Now let’s consider the people who will run Cordoba House, named for the flourishing of Islamic culture in Spain hundreds of years ago. Imam Feisal Abdul Rauf and Daisy Khan, a married couple, are leading figures in the interfaith community of NYC. Rauf has been imam of a mosque in Tribeca for almost 30 years, and Khan is head of the American Muslim Association. Both are strong advocates for women within Islam. They are also Sufis, a branch of Islam at the opposite end of the religious spectrum from the Taliban, Wahhabis and jihadis.

Those of you who have studied with The Humanist Institute are familiar with Vartan Gregorian’s book, “Islam: A Mosaic, Not a Monolith.” It is essential reading for everyone, not just humanists. Those cynical politicians and pundits who are exploiting this situation probably recognize the diversity within Christianity, but choose to conflate all Muslims. We humanists have also been conflated, and I don’t just mean the differences between religious and secular humanists. (Years ago in Seattle during the G8 Summit, a group of self-proclaimed “humanists” joined the riots that rocked that city. A photo of them appeared in the New York Times, and I remember exclaiming, “They aren’t humanists! No humanist would do that!”) This profound — and, I believe, willful — ignorance incites action on the part of people who need a target for their fear and anger, strong emotions indeed.

And this is an emotional issue. Even a cognitive understanding of the facts cannot overcome the deep feelings we harbor. Nor should it: Human beings employ an emotional intelligence. I understand and empathize with those who feel that the Islamic community center should be moved farther away out of sensitivity to the families of 9/11 victims. But how far is far enough? What distance in terms of geography and theology would be deemed sensitive?

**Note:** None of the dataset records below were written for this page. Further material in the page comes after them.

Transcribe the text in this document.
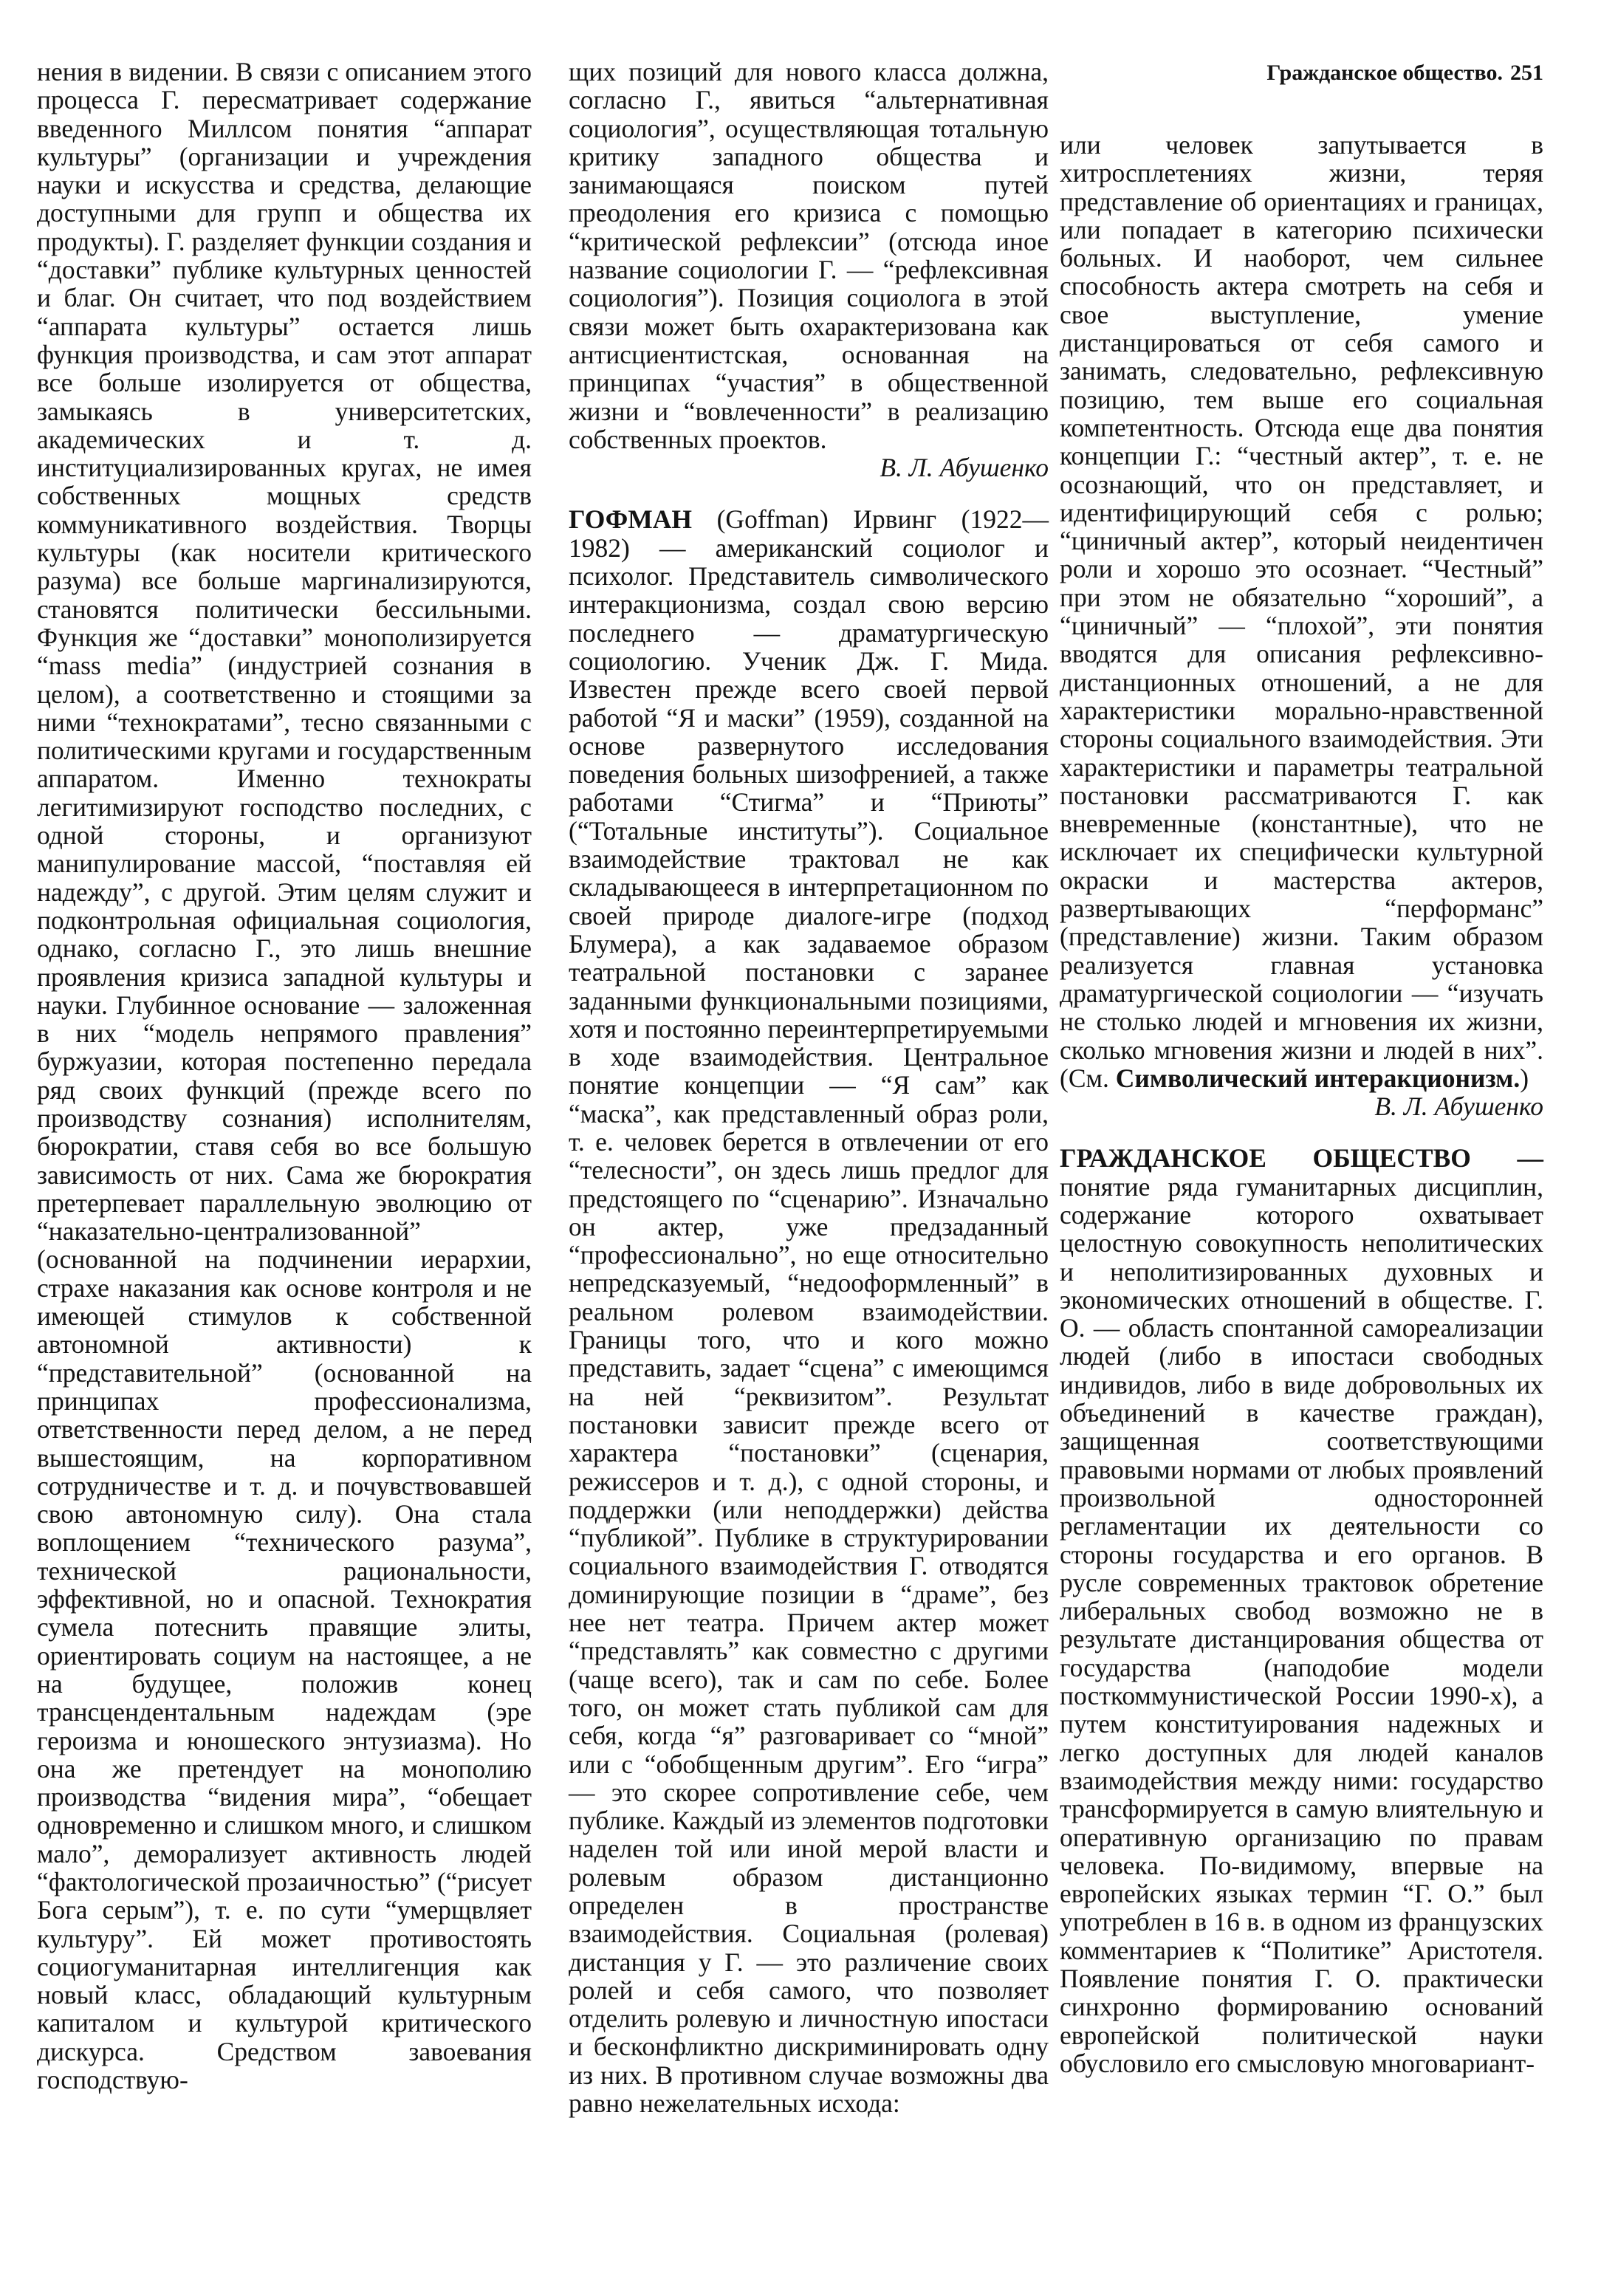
Гражданское общество. 251

нения в видении. В связи с описанием этого процесса Г. пересматривает содержание введенного Миллсом понятия “аппарат культуры” (организации и учреждения науки и искусства и средства, делающие доступными для групп и общества их продукты). Г. разделяет функции создания и “доставки” публике культурных ценностей и благ. Он считает, что под воздействием “аппарата культуры” остается лишь функция производства, и сам этот аппарат все больше изолируется от общества, замыкаясь в университетских, академических и т. д. институциализированных кругах, не имея собственных мощных средств коммуникативного воздействия. Творцы культуры (как носители критического разума) все больше маргинализируются, становятся политически бессильными. Функция же “доставки” монополизируется “mass media” (индустрией сознания в целом), а соответственно и стоящими за ними “технократами”, тесно связанными с политическими кругами и государственным аппаратом. Именно технократы легитимизируют господство последних, с одной стороны, и организуют манипулирование массой, “поставляя ей надежду”, с другой. Этим целям служит и подконтрольная официальная социология, однако, согласно Г., это лишь внешние проявления кризиса западной культуры и науки. Глубинное основание — заложенная в них “модель непрямого правления” буржуазии, которая постепенно передала ряд своих функций (прежде всего по производству сознания) исполнителям, бюрократии, ставя себя во все большую зависимость от них. Сама же бюрократия претерпевает параллельную эволюцию от “наказательно-централизованной” (основанной на подчинении иерархии, страхе наказания как основе контроля и не имеющей стимулов к собственной автономной активности) к “представительной” (основанной на принципах профессионализма, ответственности перед делом, а не перед вышестоящим, на корпоративном сотрудничестве и т. д. и почувствовавшей свою автономную силу). Она стала воплощением “технического разума”, технической рациональности, эффективной, но и опасной. Технократия сумела потеснить правящие элиты, ориентировать социум на настоящее, а не на будущее, положив конец трансцендентальным надеждам (эре героизма и юношеского энтузиазма). Но она же претендует на монополию производства “видения мира”, “обещает одновременно и слишком много, и слишком мало”, деморализует активность людей “фактологической прозаичностью” (“рисует Бога серым”), т. е. по сути “умерщвляет культуру”. Ей может противостоять социогуманитарная интеллигенция как новый класс, обладающий культурным капиталом и культурой критического дискурса. Средством завоевания господствую-

щих позиций для нового класса должна, согласно Г., явиться “альтернативная социология”, осуществляющая тотальную критику западного общества и занимающаяся поиском путей преодоления его кризиса с помощью “критической рефлексии” (отсюда иное название социологии Г. — “рефлексивная социология”). Позиция социолога в этой связи может быть охарактеризована как антисциентистская, основанная на принципах “участия” в общественной жизни и “вовлеченности” в реализацию собственных проектов.

В. Л. Абушенко

ГОФМАН (Goffman) Ирвинг (1922—1982) — американский социолог и психолог. Представитель символического интеракционизма, создал свою версию последнего — драматургическую социологию. Ученик Дж. Г. Мида. Известен прежде всего своей первой работой “Я и маски” (1959), созданной на основе развернутого исследования поведения больных шизофренией, а также работами “Стигма” и “Приюты” (“Тотальные институты”). Социальное взаимодействие трактовал не как складывающееся в интерпретационном по своей природе диалоге-игре (подход Блумера), а как задаваемое образом театральной постановки с заранее заданными функциональными позициями, хотя и постоянно переинтерпретируемыми в ходе взаимодействия. Центральное понятие концепции — “Я сам” как “маска”, как представленный образ роли, т. е. человек берется в отвлечении от его “телесности”, он здесь лишь предлог для предстоящего по “сценарию”. Изначально он актер, уже предзаданный “профессионально”, но еще относительно непредсказуемый, “недооформленный” в реальном ролевом взаимодействии. Границы того, что и кого можно представить, задает “сцена” с имеющимся на ней “реквизитом”. Результат постановки зависит прежде всего от характера “постановки” (сценария, режиссеров и т. д.), с одной стороны, и поддержки (или неподдержки) действа “публикой”. Публике в структурировании социального взаимодействия Г. отводятся доминирующие позиции в “драме”, без нее нет театра. Причем актер может “представлять” как совместно с другими (чаще всего), так и сам по себе. Более того, он может стать публикой сам для себя, когда “я” разговаривает со “мной” или с “обобщенным другим”. Его “игра” — это скорее сопротивление себе, чем публике. Каждый из элементов подготовки наделен той или иной мерой власти и ролевым образом дистанционно определен в пространстве взаимодействия. Социальная (ролевая) дистанция у Г. — это различение своих ролей и себя самого, что позволяет отделить ролевую и личностную ипостаси и бесконфликтно дискриминировать одну из них. В противном случае возможны два равно нежелательных исхода:

или человек запутывается в хитросплетениях жизни, теряя представление об ориентациях и границах, или попадает в категорию психически больных. И наоборот, чем сильнее способность актера смотреть на себя и свое выступление, умение дистанцироваться от себя самого и занимать, следовательно, рефлексивную позицию, тем выше его социальная компетентность. Отсюда еще два понятия концепции Г.: “честный актер”, т. е. не осознающий, что он представляет, и идентифицирующий себя с ролью; “циничный актер”, который неидентичен роли и хорошо это осознает. “Честный” при этом не обязательно “хороший”, а “циничный” — “плохой”, эти понятия вводятся для описания рефлексивно-дистанционных отношений, а не для характеристики морально-нравственной стороны социального взаимодействия. Эти характеристики и параметры театральной постановки рассматриваются Г. как вневременные (константные), что не исключает их специфически культурной окраски и мастерства актеров, развертывающих “перформанс” (представление) жизни. Таким образом реализуется главная установка драматургической социологии — “изучать не столько людей и мгновения их жизни, сколько мгновения жизни и людей в них”. (См. Символический интеракционизм.)

В. Л. Абушенко

ГРАЖДАНСКОЕ ОБЩЕСТВО — понятие ряда гуманитарных дисциплин, содержание которого охватывает целостную совокупность неполитических и неполитизированных духовных и экономических отношений в обществе. Г. О. — область спонтанной самореализации людей (либо в ипостаси свободных индивидов, либо в виде добровольных их объединений в качестве граждан), защищенная соответствующими правовыми нормами от любых проявлений произвольной односторонней регламентации их деятельности со стороны государства и его органов. В русле современных трактовок обретение либеральных свобод возможно не в результате дистанцирования общества от государства (наподобие модели посткоммунистической России 1990-х), а путем конституирования надежных и легко доступных для людей каналов взаимодействия между ними: государство трансформируется в самую влиятельную и оперативную организацию по правам человека. По-видимому, впервые на европейских языках термин “Г. О.” был употреблен в 16 в. в одном из французских комментариев к “Политике” Аристотеля. Появление понятия Г. О. практически синхронно формированию оснований европейской политической науки обусловило его смысловую многовариант-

I wholeheartedly support my interfaith colleagues Imam Rauf and Daisy Khan in their Cordoba House venture, which began in the spirit of community and continues in a spirit of courage. To do otherwise would violate my principles as a New Yorker and an Ethical Humanist. New York City, with its roots in a tolerant New Amsterdam, is a cosmopolitan city that celebrates diversity and understanding. Humanism has a long tradition of enlightened reason and compassion. My religious faith is in human beings who find common ground with one another and build a better world upon it for everyone.

 

Anne Klaeysen is the co-dean of The Humanist Institute and Leader of the New York Society for Ethical Culture.